MOTORISTS on Peninsula Link may have seen Melbourne Water’s sign, pictured, advertising a proposed solar farm at the Eastern Treatment Plant, Bangholme.
The farm is one of the many ways the authority says it is adapting its operations to “prepare for a changing climate, reducing our own carbon emissions and generating more renewable energy”.
The Eastern Treatment Plant, opened in 1975, treats about 330 million litres of sewage a day – about 40 per cent of Melbourne’s total. It already makes biogas that provides about 30 per cent of the energy needed to run the plant each year; the proposed solar farm will produce a further 10 per cent.
Solar, along with hydropower and bioelectricity, will take the plant a step closer towards halving its emissions by 2025 and, hopefully, reducing them to net zero by 2030.

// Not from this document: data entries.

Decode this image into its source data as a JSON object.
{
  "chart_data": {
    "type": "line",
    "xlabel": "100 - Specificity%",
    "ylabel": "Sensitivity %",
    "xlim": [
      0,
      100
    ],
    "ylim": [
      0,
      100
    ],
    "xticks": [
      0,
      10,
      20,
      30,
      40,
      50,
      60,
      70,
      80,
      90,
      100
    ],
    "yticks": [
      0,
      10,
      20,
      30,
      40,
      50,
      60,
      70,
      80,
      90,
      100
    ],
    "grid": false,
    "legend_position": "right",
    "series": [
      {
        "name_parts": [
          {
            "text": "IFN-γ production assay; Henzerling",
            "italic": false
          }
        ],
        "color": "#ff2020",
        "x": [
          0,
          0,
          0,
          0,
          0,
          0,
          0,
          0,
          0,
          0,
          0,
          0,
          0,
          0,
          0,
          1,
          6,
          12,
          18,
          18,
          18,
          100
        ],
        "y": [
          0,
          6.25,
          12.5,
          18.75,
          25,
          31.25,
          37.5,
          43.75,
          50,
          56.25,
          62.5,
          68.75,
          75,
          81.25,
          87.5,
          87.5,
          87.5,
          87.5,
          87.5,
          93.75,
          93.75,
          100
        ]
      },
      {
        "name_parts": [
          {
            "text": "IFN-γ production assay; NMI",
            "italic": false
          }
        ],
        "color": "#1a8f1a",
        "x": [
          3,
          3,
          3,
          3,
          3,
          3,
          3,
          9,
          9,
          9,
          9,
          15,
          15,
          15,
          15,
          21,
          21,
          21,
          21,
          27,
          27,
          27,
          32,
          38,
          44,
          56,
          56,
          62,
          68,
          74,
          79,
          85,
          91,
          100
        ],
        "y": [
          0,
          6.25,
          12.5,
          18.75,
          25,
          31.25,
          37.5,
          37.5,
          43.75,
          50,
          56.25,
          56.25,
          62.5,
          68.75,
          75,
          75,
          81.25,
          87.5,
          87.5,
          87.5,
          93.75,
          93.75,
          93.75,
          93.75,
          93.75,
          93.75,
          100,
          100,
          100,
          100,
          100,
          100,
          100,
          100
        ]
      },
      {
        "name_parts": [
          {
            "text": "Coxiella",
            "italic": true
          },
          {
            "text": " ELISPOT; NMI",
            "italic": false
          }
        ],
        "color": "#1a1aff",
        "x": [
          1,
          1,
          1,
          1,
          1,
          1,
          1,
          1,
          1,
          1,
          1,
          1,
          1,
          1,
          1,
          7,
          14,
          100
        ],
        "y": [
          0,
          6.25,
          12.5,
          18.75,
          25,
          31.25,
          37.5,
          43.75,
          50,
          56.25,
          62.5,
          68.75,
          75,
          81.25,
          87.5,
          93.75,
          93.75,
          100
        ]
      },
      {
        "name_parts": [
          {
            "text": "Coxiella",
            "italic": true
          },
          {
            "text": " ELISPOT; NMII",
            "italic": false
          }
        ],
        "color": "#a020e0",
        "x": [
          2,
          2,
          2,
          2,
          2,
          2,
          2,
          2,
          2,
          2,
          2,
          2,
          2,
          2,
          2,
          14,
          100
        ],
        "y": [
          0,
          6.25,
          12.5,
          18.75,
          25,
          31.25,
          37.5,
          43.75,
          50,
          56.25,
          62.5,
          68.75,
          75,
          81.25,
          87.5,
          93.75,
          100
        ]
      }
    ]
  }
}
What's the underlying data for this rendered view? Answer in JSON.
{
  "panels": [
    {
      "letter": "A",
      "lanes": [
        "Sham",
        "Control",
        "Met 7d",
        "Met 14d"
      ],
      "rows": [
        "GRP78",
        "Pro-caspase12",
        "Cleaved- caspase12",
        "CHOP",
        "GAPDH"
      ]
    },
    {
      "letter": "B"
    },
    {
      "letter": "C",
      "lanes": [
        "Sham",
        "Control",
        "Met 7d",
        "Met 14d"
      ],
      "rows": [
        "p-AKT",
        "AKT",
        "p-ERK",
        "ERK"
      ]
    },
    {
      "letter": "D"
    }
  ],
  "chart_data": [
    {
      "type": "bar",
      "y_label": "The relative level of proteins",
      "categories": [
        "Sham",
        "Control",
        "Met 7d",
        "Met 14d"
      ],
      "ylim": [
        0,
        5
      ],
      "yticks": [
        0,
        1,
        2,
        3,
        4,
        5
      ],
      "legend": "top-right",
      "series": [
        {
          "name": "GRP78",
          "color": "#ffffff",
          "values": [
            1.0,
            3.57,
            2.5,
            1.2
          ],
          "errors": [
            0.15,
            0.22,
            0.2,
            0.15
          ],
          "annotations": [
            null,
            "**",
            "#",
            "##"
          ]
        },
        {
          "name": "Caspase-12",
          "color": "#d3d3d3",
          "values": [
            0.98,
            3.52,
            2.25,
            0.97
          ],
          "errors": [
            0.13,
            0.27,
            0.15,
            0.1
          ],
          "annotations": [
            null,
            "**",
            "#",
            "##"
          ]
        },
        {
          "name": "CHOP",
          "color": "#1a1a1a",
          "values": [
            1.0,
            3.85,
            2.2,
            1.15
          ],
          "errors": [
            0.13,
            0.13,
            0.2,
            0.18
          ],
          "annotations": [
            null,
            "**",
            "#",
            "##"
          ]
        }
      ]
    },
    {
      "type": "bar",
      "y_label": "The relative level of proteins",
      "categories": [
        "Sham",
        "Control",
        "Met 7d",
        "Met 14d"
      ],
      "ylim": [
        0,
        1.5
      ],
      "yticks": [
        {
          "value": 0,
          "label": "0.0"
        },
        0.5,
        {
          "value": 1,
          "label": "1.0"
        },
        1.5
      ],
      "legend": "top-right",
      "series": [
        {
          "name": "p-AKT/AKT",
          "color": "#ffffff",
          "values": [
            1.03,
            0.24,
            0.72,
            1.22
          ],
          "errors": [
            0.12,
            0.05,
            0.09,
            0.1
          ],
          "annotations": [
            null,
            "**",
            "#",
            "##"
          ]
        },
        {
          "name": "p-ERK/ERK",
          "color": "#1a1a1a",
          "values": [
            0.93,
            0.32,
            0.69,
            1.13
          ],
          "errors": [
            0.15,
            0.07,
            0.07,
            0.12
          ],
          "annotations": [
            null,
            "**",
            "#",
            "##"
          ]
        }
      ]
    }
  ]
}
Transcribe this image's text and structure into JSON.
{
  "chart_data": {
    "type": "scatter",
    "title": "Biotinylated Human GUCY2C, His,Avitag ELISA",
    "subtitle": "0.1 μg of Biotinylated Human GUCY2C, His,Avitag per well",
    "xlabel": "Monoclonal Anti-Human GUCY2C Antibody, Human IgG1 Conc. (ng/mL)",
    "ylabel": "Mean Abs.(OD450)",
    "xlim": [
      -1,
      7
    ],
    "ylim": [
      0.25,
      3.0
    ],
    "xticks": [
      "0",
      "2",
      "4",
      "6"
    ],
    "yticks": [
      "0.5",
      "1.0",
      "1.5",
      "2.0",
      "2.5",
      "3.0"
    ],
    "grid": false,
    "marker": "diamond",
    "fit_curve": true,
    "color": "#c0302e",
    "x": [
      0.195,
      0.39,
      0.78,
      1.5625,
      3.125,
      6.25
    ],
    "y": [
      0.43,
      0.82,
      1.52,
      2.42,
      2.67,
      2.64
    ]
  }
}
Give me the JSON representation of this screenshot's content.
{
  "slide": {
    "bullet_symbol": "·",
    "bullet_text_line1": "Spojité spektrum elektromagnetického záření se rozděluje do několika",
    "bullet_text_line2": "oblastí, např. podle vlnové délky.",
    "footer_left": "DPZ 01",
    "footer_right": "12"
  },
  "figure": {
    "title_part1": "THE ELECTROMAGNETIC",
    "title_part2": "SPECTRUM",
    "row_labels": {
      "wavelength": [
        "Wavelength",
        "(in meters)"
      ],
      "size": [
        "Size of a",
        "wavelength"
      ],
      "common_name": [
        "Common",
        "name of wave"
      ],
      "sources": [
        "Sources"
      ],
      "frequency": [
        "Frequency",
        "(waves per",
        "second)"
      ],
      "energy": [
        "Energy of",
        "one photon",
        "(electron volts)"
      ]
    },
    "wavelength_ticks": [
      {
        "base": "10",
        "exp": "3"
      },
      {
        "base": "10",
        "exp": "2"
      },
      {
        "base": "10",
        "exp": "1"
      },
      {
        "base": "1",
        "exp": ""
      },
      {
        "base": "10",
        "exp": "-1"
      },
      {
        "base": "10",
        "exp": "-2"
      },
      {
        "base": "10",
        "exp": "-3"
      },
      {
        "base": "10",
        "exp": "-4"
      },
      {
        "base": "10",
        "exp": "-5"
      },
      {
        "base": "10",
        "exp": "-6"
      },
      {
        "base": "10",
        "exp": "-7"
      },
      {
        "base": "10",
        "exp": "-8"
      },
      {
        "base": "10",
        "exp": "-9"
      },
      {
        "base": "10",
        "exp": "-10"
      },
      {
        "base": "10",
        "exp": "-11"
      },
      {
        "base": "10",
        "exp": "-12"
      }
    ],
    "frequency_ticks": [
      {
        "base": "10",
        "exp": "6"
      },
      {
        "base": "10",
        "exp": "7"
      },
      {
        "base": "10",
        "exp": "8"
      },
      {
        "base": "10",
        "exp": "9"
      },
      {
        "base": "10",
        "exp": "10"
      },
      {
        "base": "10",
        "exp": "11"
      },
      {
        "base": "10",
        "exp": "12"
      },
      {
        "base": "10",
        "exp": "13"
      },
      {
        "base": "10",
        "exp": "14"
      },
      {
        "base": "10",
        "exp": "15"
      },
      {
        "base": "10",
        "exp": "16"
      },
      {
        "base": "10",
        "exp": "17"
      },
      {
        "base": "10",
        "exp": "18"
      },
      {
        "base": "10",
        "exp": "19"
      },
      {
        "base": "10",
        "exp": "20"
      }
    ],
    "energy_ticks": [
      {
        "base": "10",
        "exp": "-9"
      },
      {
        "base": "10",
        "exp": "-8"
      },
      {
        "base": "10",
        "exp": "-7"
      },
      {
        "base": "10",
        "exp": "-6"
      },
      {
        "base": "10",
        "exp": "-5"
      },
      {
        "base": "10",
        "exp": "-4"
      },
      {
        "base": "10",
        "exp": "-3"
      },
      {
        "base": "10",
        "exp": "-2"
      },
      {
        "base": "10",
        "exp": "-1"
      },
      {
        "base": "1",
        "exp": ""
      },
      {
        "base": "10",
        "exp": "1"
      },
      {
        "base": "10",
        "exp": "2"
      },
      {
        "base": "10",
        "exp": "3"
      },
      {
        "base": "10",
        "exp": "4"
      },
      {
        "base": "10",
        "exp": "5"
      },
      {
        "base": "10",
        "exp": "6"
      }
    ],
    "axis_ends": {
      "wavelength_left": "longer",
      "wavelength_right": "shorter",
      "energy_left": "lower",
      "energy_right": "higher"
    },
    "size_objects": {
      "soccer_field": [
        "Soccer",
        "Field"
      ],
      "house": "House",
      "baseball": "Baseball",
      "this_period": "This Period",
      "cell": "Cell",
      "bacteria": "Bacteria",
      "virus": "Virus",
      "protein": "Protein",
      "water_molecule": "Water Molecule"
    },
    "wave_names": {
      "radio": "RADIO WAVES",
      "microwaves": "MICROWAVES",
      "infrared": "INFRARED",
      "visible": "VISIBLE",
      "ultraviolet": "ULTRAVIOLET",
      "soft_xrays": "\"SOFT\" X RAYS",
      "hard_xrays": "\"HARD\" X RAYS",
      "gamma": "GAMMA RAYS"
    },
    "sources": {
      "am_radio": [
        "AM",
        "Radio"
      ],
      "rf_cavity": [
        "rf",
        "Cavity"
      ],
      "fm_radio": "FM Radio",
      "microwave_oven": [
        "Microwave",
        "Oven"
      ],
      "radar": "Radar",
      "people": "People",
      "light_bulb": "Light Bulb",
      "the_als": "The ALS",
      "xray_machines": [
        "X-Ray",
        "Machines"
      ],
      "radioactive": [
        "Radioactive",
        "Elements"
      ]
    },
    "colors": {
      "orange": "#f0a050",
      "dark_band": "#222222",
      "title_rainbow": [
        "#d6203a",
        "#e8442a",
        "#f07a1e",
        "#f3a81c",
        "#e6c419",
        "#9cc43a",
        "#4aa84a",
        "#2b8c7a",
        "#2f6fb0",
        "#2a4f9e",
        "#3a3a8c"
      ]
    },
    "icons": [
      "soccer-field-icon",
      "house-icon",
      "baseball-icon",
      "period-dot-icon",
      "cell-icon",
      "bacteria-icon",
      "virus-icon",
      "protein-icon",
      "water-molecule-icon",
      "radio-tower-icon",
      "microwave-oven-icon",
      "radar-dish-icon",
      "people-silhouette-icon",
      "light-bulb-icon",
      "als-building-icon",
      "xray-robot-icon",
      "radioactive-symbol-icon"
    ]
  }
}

Works to prepare for the solar farm on Melbourne Water land south of Thompson Road and east of the Mornington Peninsula Freeway began last year and a contract was awarded to Beon Energy Solutions. Construction is expected to begin in coming months.
A potential second solar farm will be built at the Winneke Water Treatment Plant, Christmas Hills. Both solar farm projects are still in the design and planning stages, however the Eastern Treatment Plant farm has been approved and is further developed in its design.